09 October 2021

Uganda: Between 2012 and 2015, police has removed villagers in Kijayo region (western Uganda) from their homes by police “at the behest of the company Hoima Sugar Ltd.” – the company says “it bought the land for use as a plantation and (…) paid 142 families between £6 ($8) and £3,900”. In 2013, “398 families began legal proceedings against the firm” to fight their eviction. Since 2017, a UK project provided legal support and trained women for them to have new sources of income. But this aid will end at the end of 2021 and with the case in court not advancing (“(a) legal judgement deciding who owns the land is yet to be made as the judge allocated to the case keeps changing”), the women are afraid of not being strong enough to go on fighting on their own.
BBC Africa 09 October 2021. Latest Updates. 8:07

Somalia/Literature: A portrait of Ubah Cristina Ali Farah, recently shortlisted for the Man Booker Prize for her novel the Fortune Men. She was born in Italy to an Italian mother and a Somali father, grew up in Mogadishu, fled from increasing violence in 1991 at the age of 18, to Italy first and now lives in Belgium. She writes most of all about and for women. Preoccupied by the question, how one roots oneself again when everything you know has gone, she rooted herself by writing – untypically. Literature is traditionally reserved to men in Somali society.
https://www.bbc.com/news/world-africa-58845340




08 October 2021

Cameroon: As information collection in Anglophone Cameroon is difficult under civil war conditions, the article’s authors examined tweets “to understand how the conflict was affecting the key determinants of health” including poverty.

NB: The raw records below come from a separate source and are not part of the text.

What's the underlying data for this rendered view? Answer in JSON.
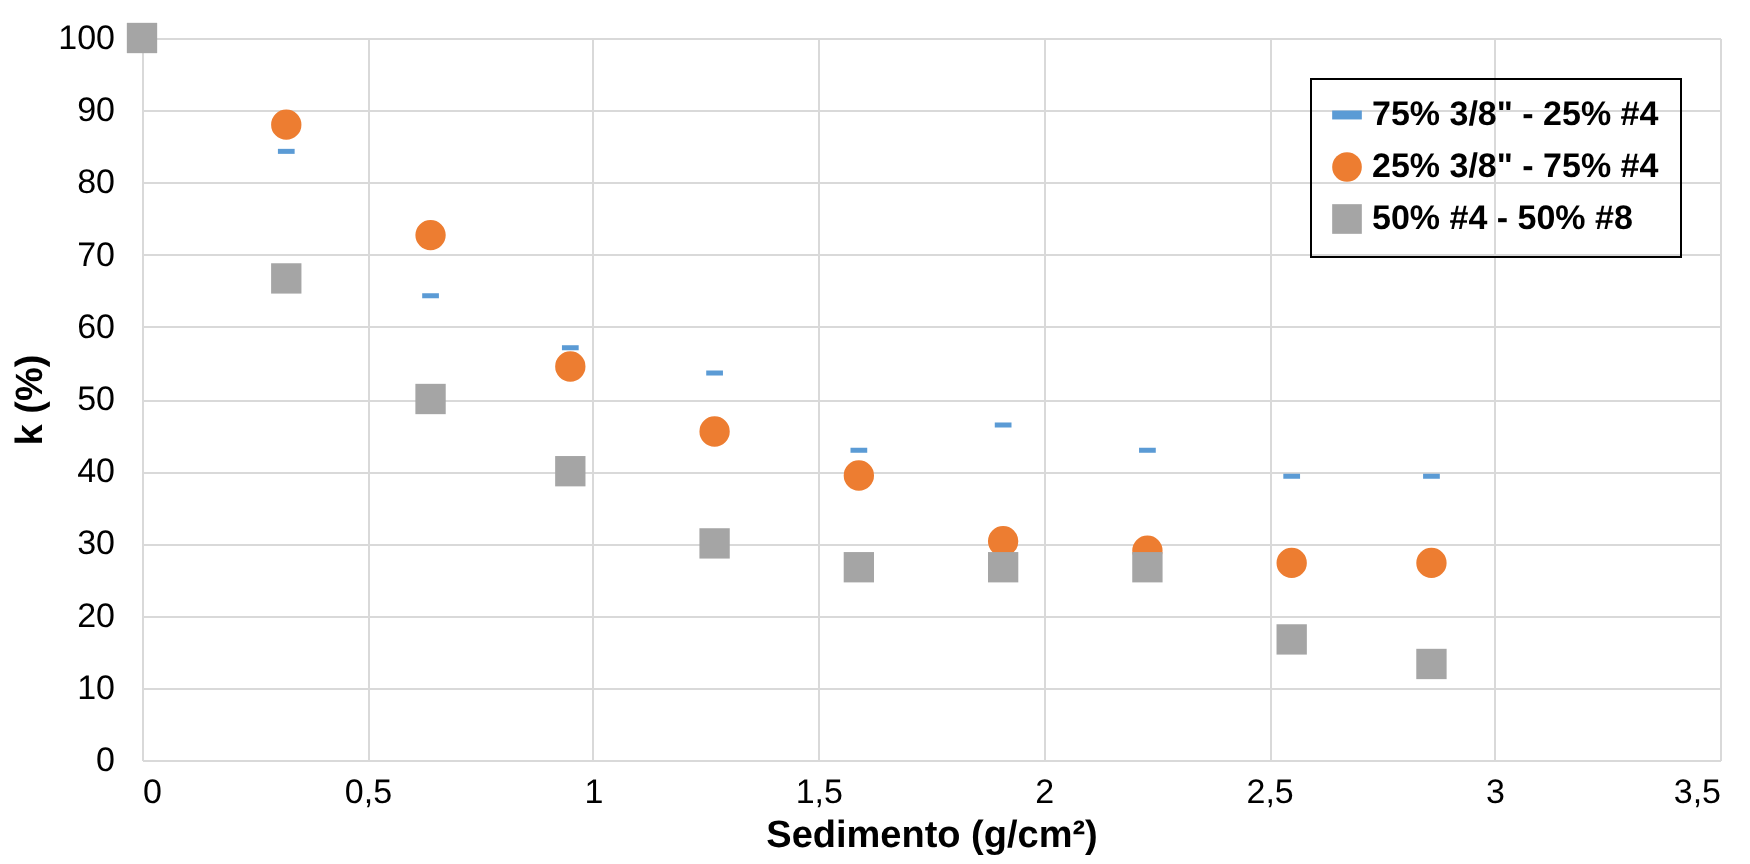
{
  "chart_data": {
    "type": "scatter",
    "xlabel": "Sedimento (g/cm²)",
    "ylabel": "k (%)",
    "x": [
      0,
      0.32,
      0.64,
      0.95,
      1.27,
      1.59,
      1.91,
      2.23,
      2.55,
      2.86
    ],
    "series": [
      {
        "name": "75% 3/8\" - 25% #4",
        "color": "#5b9bd5",
        "values": [
          null,
          84.3,
          64.3,
          57.1,
          53.6,
          42.9,
          46.4,
          42.9,
          39.3,
          39.3
        ]
      },
      {
        "name": "25% 3/8\" - 75% #4",
        "color": "#ed7d31",
        "marker": "circle",
        "values": [
          null,
          88,
          72.7,
          54.5,
          45.5,
          39.4,
          30.3,
          29,
          27.3,
          27.3
        ]
      },
      {
        "name": "50% #4 - 50% #8",
        "color": "#a5a5a5",
        "marker": "square",
        "values": [
          100,
          66.7,
          50,
          40,
          30,
          26.7,
          26.7,
          26.7,
          16.7,
          13.3
        ]
      }
    ],
    "xlim": [
      0,
      3.5
    ],
    "xticks": [
      0,
      {
        "value": 0.5,
        "label": "0,5"
      },
      1,
      {
        "value": 1.5,
        "label": "1,5"
      },
      2,
      {
        "value": 2.5,
        "label": "2,5"
      },
      3,
      {
        "value": 3.5,
        "label": "3,5"
      }
    ],
    "ylim": [
      0,
      100
    ],
    "yticks": [
      0,
      10,
      20,
      30,
      40,
      50,
      60,
      70,
      80,
      90,
      100
    ],
    "grid": true,
    "legend": "top right"
  }
}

As for the findings: the “disparities that have resulted from, or have been exacerbated by, the consequences of the conflict” have been classed into eight categories: people feel neglected by government related to health; there is a failure of the education system, with most schools having been closed for years; there have been job losses (with businesses closing), others went for several months without pay or received salary cuts; while poverty was increasing, the government has been discouraging humanitarian support; thousands lost their homes and were displaced (several villages were burned down or seized by the military or non-state armed groups; hundreds of thousands were internally displaced or fled); “(p)eople experienced social exclusion and oppression” (lack of human rights, no freedom of expression); women and girls were especially vulnerable, with sexual violence and rape increasing; health services became more difficult to access (with some hospitals and clinics destroyed; NGOs could not entire replace them).
https://theconversation.com/we-turned-to-twitter-to-understand-conditions-on-the-ground-in-cameroon-168428

Sahel: According to the UN secretary general, NATO is studying options of support for G5 Sahel troops.
BBC Africa Live 08 October 2021. 5:35

Sierra Leone: The death penalty has been abolished after President Bio signed a law decided by Parliament in July. Though 39 death sentences were handed down in 2020 alone, no-one has been executed since 1998.
BBC Africa Live 08 October 2021. 15:05

Zambia: According to President Hichilema, the country owes Chinese lenders over 6bn USD. This had not been disclosed by the government of former President Lungu. Total external debt stands at 14.5bn USD. In 2020, Zambia had defaulted on a debt repayment.
In a 10’54’’ BBC interview, President Hichilema said the hole he and his government found upon taking over was a lot bigger than previously assumed. Corruption was at horrifying levels. But frivolous expenditure would from now on be controlled. Concerning IMF support, he’s not afraid of IMF conditionality, his government’s own conditionalities are tougher than the IMF’s. That the finance minister was the first appointment (the government’s composition is not known yet) was meant as a message: that the economy and investment come first. To improve the derelict state of the economy, peace and stability is needed – that’s why the security sector saw new appointments (the interviewer had called it a “purge” of the defence forces). Government spending is to be decentralised.
The new President’s first budget is only 25 days away.